/CORD19

Annotated Data for the COVID-19 Open Research Dataset Challenge

GNU General Public License v2.0GPL-2.0

COVID-19 Annotated Data v1.6 (CORD-19 version 54)

As part of our efforts to help the community with the CORD-19 challenge, we have released several resources to help.

  1. Sentence level annotations for the COVID-19 Data version 54 (1st October 2020 release)
  2. Entity co-occurrence data within sentences
  3. Vocabularies used in this work describing coronavirus family and (specifically) COVID-19

Accessing the data in this GitHub Repository

The large files in this repo are uploaded using GitHub Large File Sotre (LSF). To pull this content you can use the command:

git lfs clone https://github.com/SciBiteLabs/CORD19.git

Citing this work

To cite this data or read more about the work undertaken please use our preprint publication: Reference ontology and database annotation of the COVID-19 Open Research Dataset (CORD-19) https://doi.org/10.1101/2020.10.04.325266

Sentence level annotations for the COVID-19 Open Research Dataset Challenge (version 54) using biomedical ontologies from SciBite

https://github.com/SciBiteLabs/CORD19/tree/master/annotated-CORD-19

Overview

In March 2020 in response to the COVID-19 pandemic, The White House, AI2, CZI, MSR, Georgetown and NIH released an open research dataset along with a call for action (https://www.whitehouse.gov/briefings-statements/call-action-tech-community-new-machine-readable-covid-19-dataset/) from the science and technology community. The call asks that artificial intelligence experts to develop new text and data mining techniques that can help the science community answer high-priority scientific questions related to COVID-19. The original datasets can be accessed at Kaggle: https://www.kaggle.com/allen-institute-for-ai/CORD-19-research-challenge The annotations are made against version 54 of this data released 1st October 2020.
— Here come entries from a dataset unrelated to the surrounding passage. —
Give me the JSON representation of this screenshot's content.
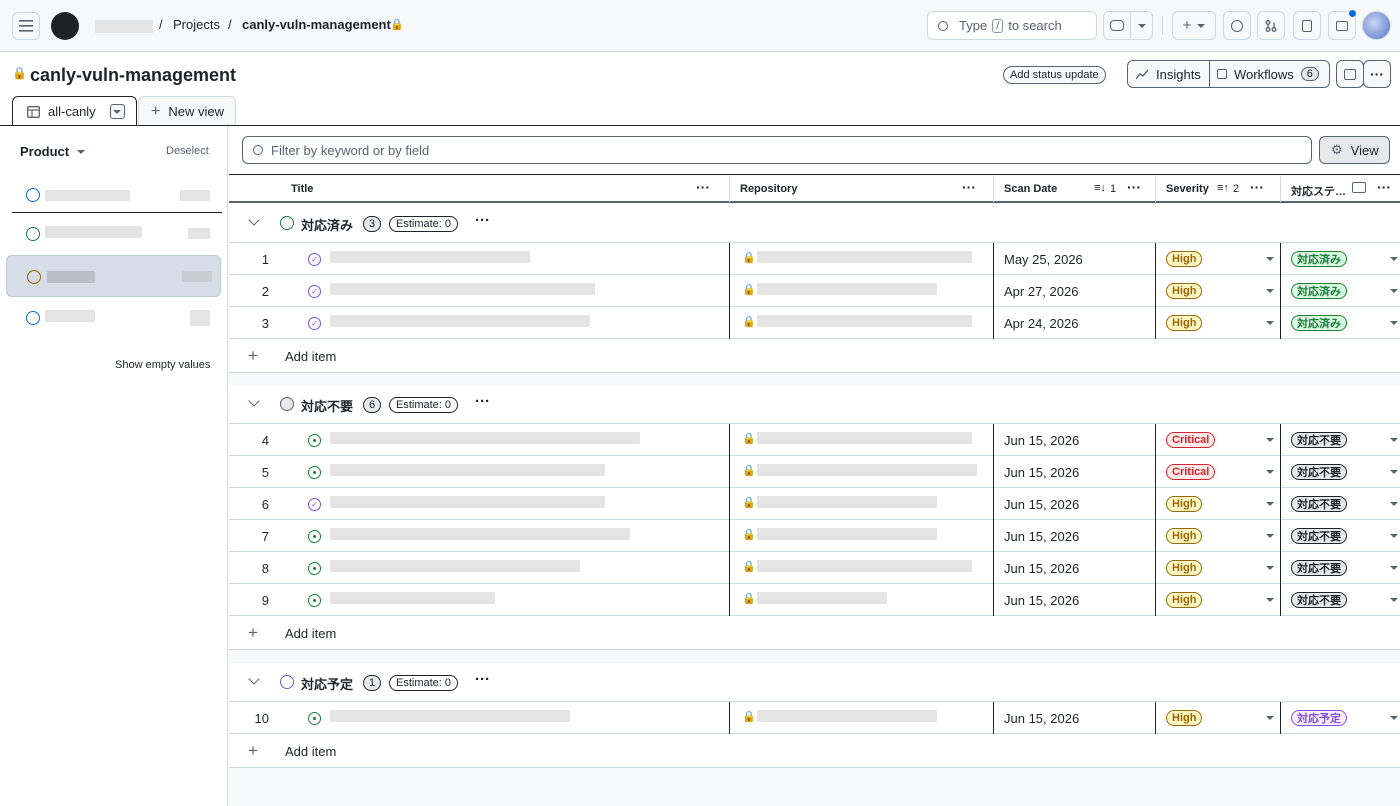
{
  "breadcrumb": {
    "sep1": "/",
    "projects": "Projects",
    "sep2": "/",
    "repo": "canly-vuln-management"
  },
  "search": {
    "prefix": "Type",
    "key": "/",
    "suffix": "to search"
  },
  "project": {
    "title": "canly-vuln-management",
    "status_update": "Add status update",
    "insights": "Insights",
    "workflows": "Workflows",
    "workflows_count": "6"
  },
  "tabs": {
    "active": "all-canly",
    "new_view": "New view"
  },
  "sidebar": {
    "heading": "Product",
    "deselect": "Deselect",
    "show_empty": "Show empty values"
  },
  "filter": {
    "placeholder": "Filter by keyword or by field",
    "view": "View"
  },
  "columns": {
    "title": "Title",
    "repository": "Repository",
    "scan_date": "Scan Date",
    "scan_sort": "1",
    "severity": "Severity",
    "sev_sort": "2",
    "status": "対応ステ…"
  },
  "groups": [
    {
      "name": "対応済み",
      "count": "3",
      "estimate": "Estimate: 0",
      "add": "Add item",
      "rows": [
        {
          "n": "1",
          "date": "May 25, 2026",
          "sev": "High",
          "status": "対応済み"
        },
        {
          "n": "2",
          "date": "Apr 27, 2026",
          "sev": "High",
          "status": "対応済み"
        },
        {
          "n": "3",
          "date": "Apr 24, 2026",
          "sev": "High",
          "status": "対応済み"
        }
      ]
    },
    {
      "name": "対応不要",
      "count": "6",
      "estimate": "Estimate: 0",
      "add": "Add item",
      "rows": [
        {
          "n": "4",
          "date": "Jun 15, 2026",
          "sev": "Critical",
          "status": "対応不要"
        },
        {
          "n": "5",
          "date": "Jun 15, 2026",
          "sev": "Critical",
          "status": "対応不要"
        },
        {
          "n": "6",
          "date": "Jun 15, 2026",
          "sev": "High",
          "status": "対応不要"
        },
        {
          "n": "7",
          "date": "Jun 15, 2026",
          "sev": "High",
          "status": "対応不要"
        },
        {
          "n": "8",
          "date": "Jun 15, 2026",
          "sev": "High",
          "status": "対応不要"
        },
        {
          "n": "9",
          "date": "Jun 15, 2026",
          "sev": "High",
          "status": "対応不要"
        }
      ]
    },
    {
      "name": "対応予定",
      "count": "1",
      "estimate": "Estimate: 0",
      "add": "Add item",
      "rows": [
        {
          "n": "10",
          "date": "Jun 15, 2026",
          "sev": "High",
          "status": "対応予定"
        }
      ]
    }
  ],
  "colors": {
    "green": "#1a7f37",
    "gray": "#59636e",
    "purple": "#8250df",
    "high_bg": "#fff8c5",
    "high_fg": "#9a6700",
    "crit_bg": "#ffebe9",
    "crit_fg": "#d1242f"
  }
}
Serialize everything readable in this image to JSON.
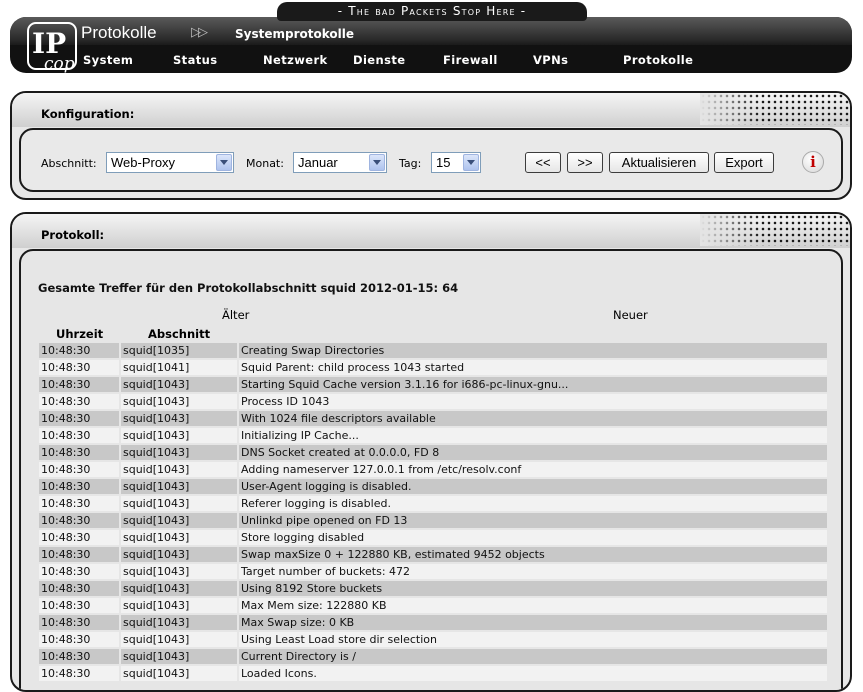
{
  "tagline": "- The bad Packets Stop Here -",
  "header": {
    "logo_text": "IPCop",
    "title": "Protokolle",
    "arrows": "▷▷",
    "subtitle": "Systemprotokolle",
    "nav": [
      "System",
      "Status",
      "Netzwerk",
      "Dienste",
      "Firewall",
      "VPNs",
      "Protokolle"
    ]
  },
  "konfiguration": {
    "title": "Konfiguration:",
    "section_label": "Abschnitt:",
    "section_value": "Web-Proxy",
    "month_label": "Monat:",
    "month_value": "Januar",
    "day_label": "Tag:",
    "day_value": "15",
    "prev_label": "<<",
    "next_label": ">>",
    "refresh_label": "Aktualisieren",
    "export_label": "Export",
    "info_glyph": "i"
  },
  "protokoll": {
    "title": "Protokoll:",
    "summary": "Gesamte Treffer für den Protokollabschnitt squid 2012-01-15: 64",
    "older": "Älter",
    "newer": "Neuer",
    "col_time": "Uhrzeit",
    "col_section": "Abschnitt",
    "rows": [
      {
        "time": "10:48:30",
        "section": "squid[1035]",
        "message": "Creating Swap Directories"
      },
      {
        "time": "10:48:30",
        "section": "squid[1041]",
        "message": "Squid Parent: child process 1043 started"
      },
      {
        "time": "10:48:30",
        "section": "squid[1043]",
        "message": "Starting Squid Cache version 3.1.16 for i686-pc-linux-gnu..."
      },
      {
        "time": "10:48:30",
        "section": "squid[1043]",
        "message": "Process ID 1043"
      },
      {
        "time": "10:48:30",
        "section": "squid[1043]",
        "message": "With 1024 file descriptors available"
      },
      {
        "time": "10:48:30",
        "section": "squid[1043]",
        "message": "Initializing IP Cache..."
      },
      {
        "time": "10:48:30",
        "section": "squid[1043]",
        "message": "DNS Socket created at 0.0.0.0, FD 8"
      },
      {
        "time": "10:48:30",
        "section": "squid[1043]",
        "message": "Adding nameserver 127.0.0.1 from /etc/resolv.conf"
      },
      {
        "time": "10:48:30",
        "section": "squid[1043]",
        "message": "User-Agent logging is disabled."
      },
      {
        "time": "10:48:30",
        "section": "squid[1043]",
        "message": "Referer logging is disabled."
      },
      {
        "time": "10:48:30",
        "section": "squid[1043]",
        "message": "Unlinkd pipe opened on FD 13"
      },
      {
        "time": "10:48:30",
        "section": "squid[1043]",
        "message": "Store logging disabled"
      },
      {
        "time": "10:48:30",
        "section": "squid[1043]",
        "message": "Swap maxSize 0 + 122880 KB, estimated 9452 objects"
      },
      {
        "time": "10:48:30",
        "section": "squid[1043]",
        "message": "Target number of buckets: 472"
      },
      {
        "time": "10:48:30",
        "section": "squid[1043]",
        "message": "Using 8192 Store buckets"
      },
      {
        "time": "10:48:30",
        "section": "squid[1043]",
        "message": "Max Mem size: 122880 KB"
      },
      {
        "time": "10:48:30",
        "section": "squid[1043]",
        "message": "Max Swap size: 0 KB"
      },
      {
        "time": "10:48:30",
        "section": "squid[1043]",
        "message": "Using Least Load store dir selection"
      },
      {
        "time": "10:48:30",
        "section": "squid[1043]",
        "message": "Current Directory is /"
      },
      {
        "time": "10:48:30",
        "section": "squid[1043]",
        "message": "Loaded Icons."
      }
    ]
  }
}
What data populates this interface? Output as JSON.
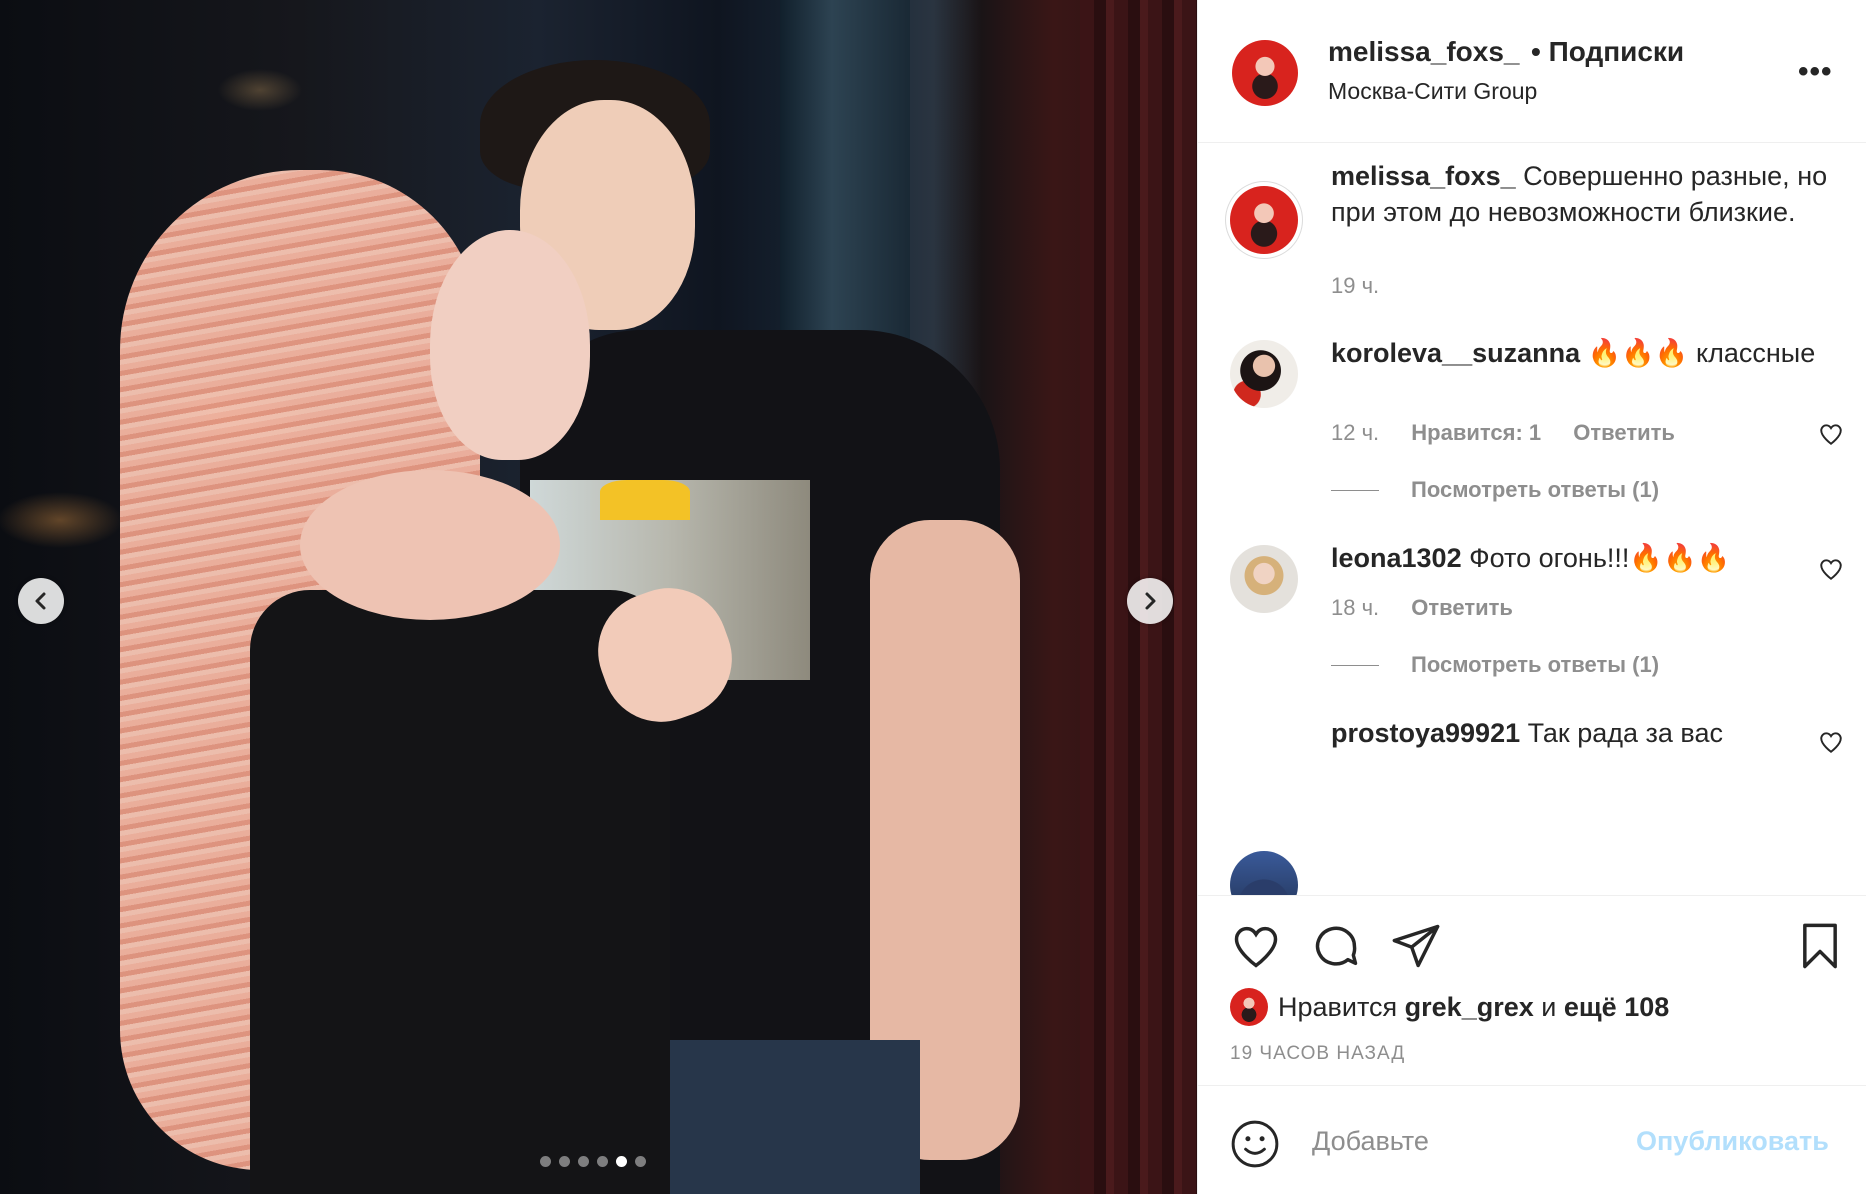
{
  "post": {
    "username": "melissa_foxs_",
    "follow_label": "• Подписки",
    "location": "Москва-Сити Group",
    "more_icon": "more-horizontal-icon",
    "caption": "Совершенно разные, но при этом до невозможности близкие.",
    "caption_time": "19 ч.",
    "carousel": {
      "slide_count": 6,
      "active_index": 4
    }
  },
  "comments": [
    {
      "user": "koroleva__suzanna",
      "text": "🔥🔥🔥 классные",
      "time": "12 ч.",
      "likes": "Нравится: 1",
      "reply": "Ответить",
      "view_replies": "Посмотреть ответы (1)"
    },
    {
      "user": "leona1302",
      "text": "Фото огонь!!!🔥🔥🔥",
      "time": "18 ч.",
      "reply": "Ответить",
      "view_replies": "Посмотреть ответы (1)"
    },
    {
      "user": "prostoya99921",
      "text": "Так рада за вас"
    }
  ],
  "likes": {
    "prefix": "Нравится",
    "user": "grek_grex",
    "and": "и",
    "others": "ещё 108"
  },
  "timestamp": "19 ЧАСОВ НАЗАД",
  "composer": {
    "placeholder": "Добавьте",
    "post_label": "Опубликовать"
  },
  "colors": {
    "post_button_disabled": "#b2dffc",
    "muted_text": "#8e8e8e",
    "primary_text": "#262626"
  }
}
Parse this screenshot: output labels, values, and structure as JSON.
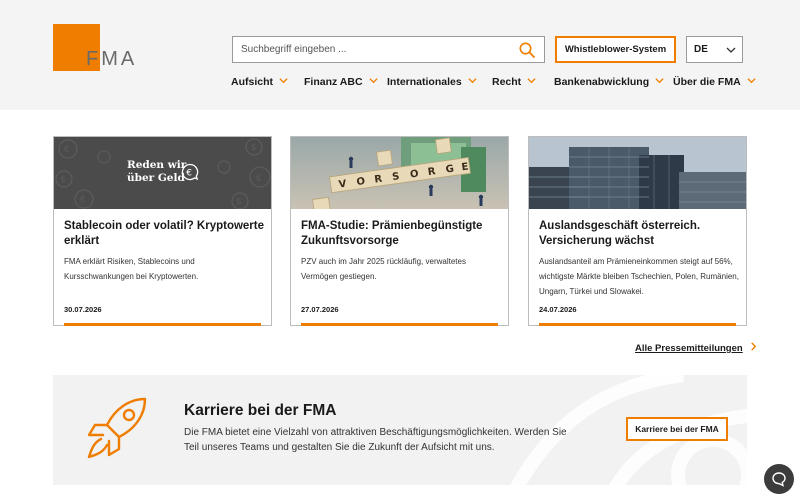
{
  "brand": {
    "logo_text": "FMA",
    "accent": "#ef7d00"
  },
  "search": {
    "placeholder": "Suchbegriff eingeben ..."
  },
  "header": {
    "whistleblower_label": "Whistleblower-System",
    "language": "DE"
  },
  "nav": {
    "items": [
      {
        "label": "Aufsicht"
      },
      {
        "label": "Finanz ABC"
      },
      {
        "label": "Internationales"
      },
      {
        "label": "Recht"
      },
      {
        "label": "Bankenabwicklung"
      },
      {
        "label": "Über die FMA"
      }
    ]
  },
  "cards": [
    {
      "image_caption": "Reden wir\nüber Geld",
      "title": "Stablecoin oder volatil? Kryptowerte erklärt",
      "text": "FMA erklärt Risiken, Stablecoins und Kursschwankungen bei Kryptowerten.",
      "date": "30.07.2026"
    },
    {
      "image_caption": "VORSORGE",
      "title": "FMA-Studie: Prämienbegünstigte Zukunftsvorsorge",
      "text": "PZV auch im Jahr 2025 rückläufig, verwaltetes Vermögen gestiegen.",
      "date": "27.07.2026"
    },
    {
      "title": "Auslandsgeschäft österreich. Versicherung wächst",
      "text": "Auslandsanteil am Prämieneinkommen steigt auf 56%, wichtigste Märkte bleiben Tschechien, Polen, Rumänien, Ungarn, Türkei und Slowakei.",
      "date": "24.07.2026"
    }
  ],
  "press": {
    "all_link": "Alle Pressemitteilungen"
  },
  "career": {
    "title": "Karriere bei der FMA",
    "text": "Die FMA bietet eine Vielzahl von attraktiven Beschäftigungsmöglichkeiten. Werden Sie Teil unseres Teams und gestalten Sie die Zukunft der Aufsicht mit uns.",
    "button_label": "Karriere bei der FMA"
  },
  "icons": [
    "search-icon",
    "chevron-down-icon",
    "chevron-right-icon",
    "rocket-icon",
    "chat-icon"
  ]
}
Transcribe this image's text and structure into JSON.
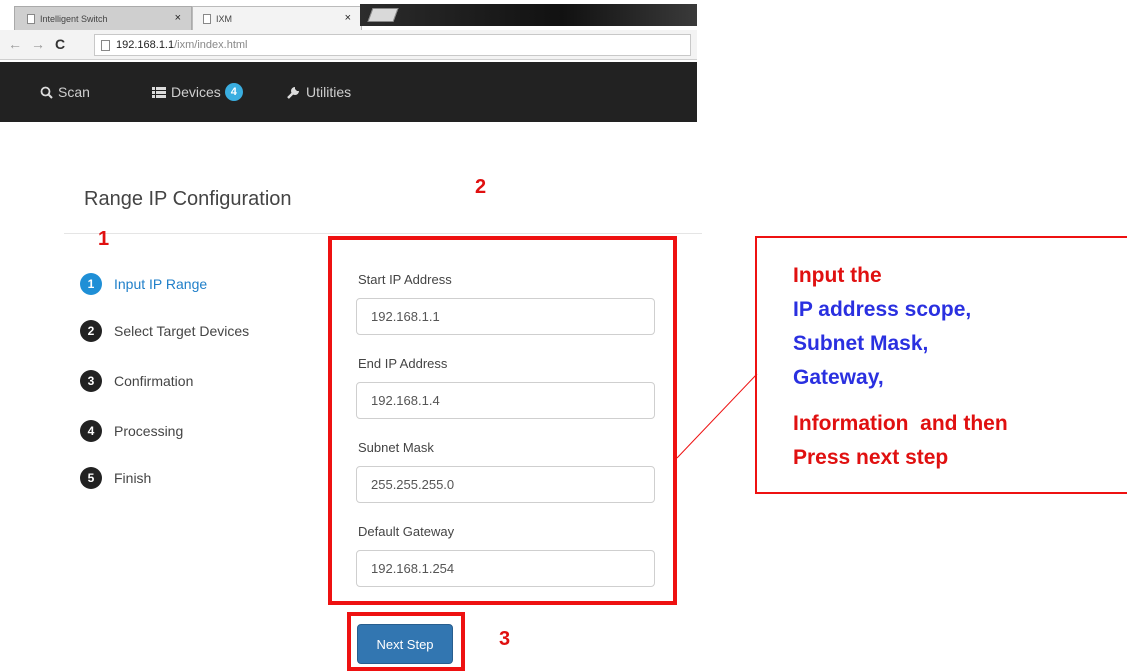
{
  "browser": {
    "tabs": [
      {
        "label": "Intelligent Switch",
        "close": "×"
      },
      {
        "label": "IXM",
        "close": "×"
      }
    ],
    "nav": {
      "back": "←",
      "forward": "→",
      "reload": "C"
    },
    "url_host": "192.168.1.1",
    "url_path": "/ixm/index.html"
  },
  "navbar": {
    "scan_icon": "search-icon",
    "scan_label": "Scan",
    "devices_icon": "list-icon",
    "devices_label": "Devices",
    "devices_badge": "4",
    "utilities_icon": "wrench-icon",
    "utilities_label": "Utilities"
  },
  "page": {
    "title": "Range IP Configuration"
  },
  "steps": [
    {
      "number": "1",
      "label": "Input IP Range",
      "active": true
    },
    {
      "number": "2",
      "label": "Select Target Devices",
      "active": false
    },
    {
      "number": "3",
      "label": "Confirmation",
      "active": false
    },
    {
      "number": "4",
      "label": "Processing",
      "active": false
    },
    {
      "number": "5",
      "label": "Finish",
      "active": false
    }
  ],
  "form": {
    "start_ip": {
      "label": "Start IP Address",
      "value": "192.168.1.1"
    },
    "end_ip": {
      "label": "End IP Address",
      "value": "192.168.1.4"
    },
    "subnet": {
      "label": "Subnet Mask",
      "value": "255.255.255.0"
    },
    "gateway": {
      "label": "Default Gateway",
      "value": "192.168.1.254"
    },
    "next_label": "Next Step"
  },
  "annotations": {
    "marker1": "1",
    "marker2": "2",
    "marker3": "3",
    "accent_color": "#ee1111",
    "callout_lines": [
      {
        "text": "Input the",
        "color": "red"
      },
      {
        "text": "IP address scope,",
        "color": "blue"
      },
      {
        "text": "Subnet Mask,",
        "color": "blue"
      },
      {
        "text": "Gateway,",
        "color": "blue"
      },
      {
        "text": "Information  and then",
        "color": "red"
      },
      {
        "text": "Press next step",
        "color": "red"
      }
    ]
  }
}
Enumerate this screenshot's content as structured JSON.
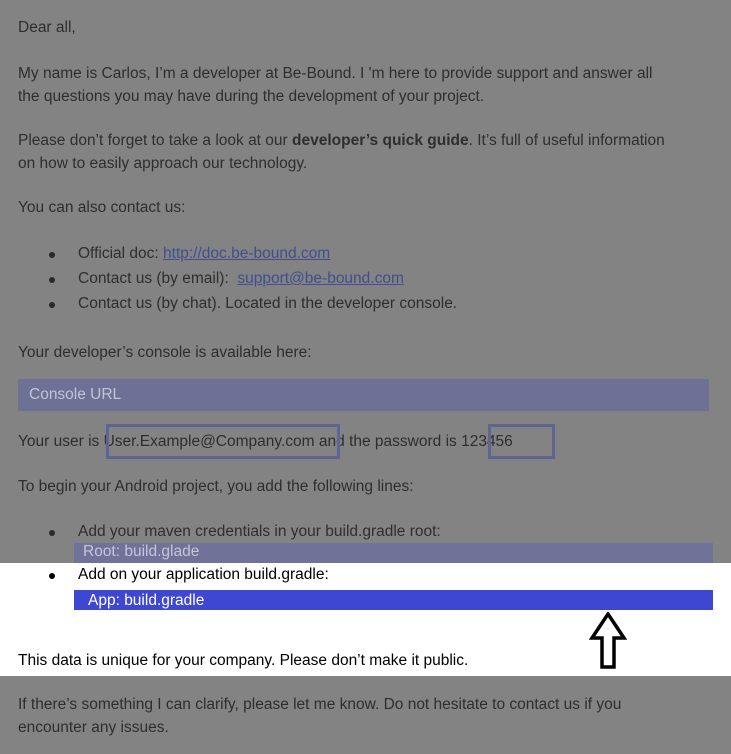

What is in this SciBite annotated dataset?

Our ontology and SciBiteAI teams have used our software to produce sentence level annotations on this dataset to help those trying to identify biomedical entities within the text. The following have been identified

Ontology Type Total Hits Unique Hits
SPECIES - NCBI Taxon 9958967 3502
GOONTOL - Gene Ontology terms 6975073 10702
INDICATION - MeSH 12998639 6360
SARSCOV - coronavirus strains and viral processes 2629924 302
COUNTRY - Standard country codes 2078689 228
HPO - human phenotypes 3997204 5737
GENE - HGNC 4018135 15714
CORONAPROT - proteins of COVID-19 795869 67
DRUG - ChEMBL 2513491 20134

Example of use

Identfying biomedical entities within sentences can be incredibly useful in narrowing down the space of 29,000 documents that researchers or algorithms are required to look at. For instance, if a specific gene or phenotype is of interest, then this data can be easily used to find those documents which contain them. Building knowledge graphs can be enhanced by being able to perform sentence cooccurence across large documents and forming edges depending upon the types contained. Sentence level sentiment/topic analysis using machine learning methods might also be peformed using the entity types. A full list of tasks are available on Kaggle: https://www.kaggle.com/allen-institute-for-ai/CORD-19-research-challenge/tasks

Entity co-occurrence data within sentencesversion 1.3

https://github.com/SciBiteLabs/CORD19/tree/master/sentence-co-occurrence-CORD-19/

Overview

This data set represents a way to quickly look for connections between entities in the literature. It has the following columns:

document_id, sentence_id, entity_uris, entity_types_plus_ids

In most cases the URIs will link to external resources (such as ontologies) which may be amenable to scraping and often have their own APIs so you can navigate out into the broader life science datascape should you wish to do so.

Example of use

As an example of how you can use this to rapidly hone in on points of interest, we filtered out some sentences which have: a GENE or DRUG hit, and a CVPROT hit, and a hit for coronaviruses (an entity of type INDICATION):

MERS-CoV first binds, via its S protein, to the receptor DPP4 on the target cell [16] , and then releases its RNA genome, through plasma or endosomal membrane fusion, into the target cell. To demonstrate that the colocalization of hel/N complexes with M at late times postinfection was due to translocation of existing hel/N complexes to sites of M accumulation rather than to de novo synthesis of hel or N at a new location, we analyzed the effect of the translation inhibitor cycloheximide on hel/N relocalization (Fig. 4) . A 100 g/ml concentration of cycloheximide has been previously determined to be sufficient for inhibition of gene 1 translation in coronavirus-infected cells (Kim et al., 1995; Perlman et al., 1987; Sawicki and Sawicki, 1986) . When infected cells were incubated with cycloheximide beginning at 5.5 h p.i. and continuing throughout the remainder of infection, extensive colocalization of hel or N with M was still observed at 12 h p.i. (Figs. 4A and 4B ). However, on the basis of only these results, we could not determine whether these amino acid substitutions affected receptorbinding affinity between human DPP4 receptor and MERS-CoV S protein.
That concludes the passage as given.